Return to the top of the newsletter

NATIONAL INSTITUTE OF STANDARDS AND TECHNOLOGY - We continue the series on the National Institute of Standards and Technology (NIST) Handbook.

Chapter 20 - ASSESSING AND MITIGATING THE RISKS TO A HYPOTHETICAL COMPUTER SYSTEM (HGA)

20.4.1 General Use and Administration of HGA's Computer System

HGA's Computer Operations Group (COG) is responsible for controlling, administering, and maintaining the computer resources owned and operated by HGA. These functions are depicted in Figure below enclosed in the large, dashed rectangle. Only individuals holding the job title System Administrator are authorized to establish log-in ID's and passwords on multiuser HGA systems (e.g., the LAN server). Only HGA's employees and contract personnel may use the system, and only after receiving written authorization from the department supervisor (or, in the case of contractors, the contracting officer) to whom these individuals report.

COG issues copies of all relevant security policies and procedures to new users.
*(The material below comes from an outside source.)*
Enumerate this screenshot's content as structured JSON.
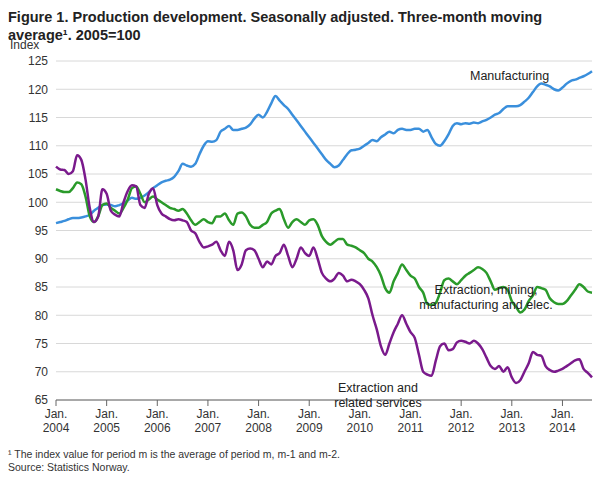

Before activating a system account for new users, COG requires that they (1) attend a security awareness and training course or complete an interactive computer-aided-instruction training session and (2) sign an acknowledgment form indicating that they understand their security responsibilities.

Authorized users are assigned a secret log-in ID and password, which they must not share with anyone else. They are expected to comply with all of HGA's password selection and security procedures (e.g., periodically changing passwords). Users who fail to do so are subject to a range of penalties.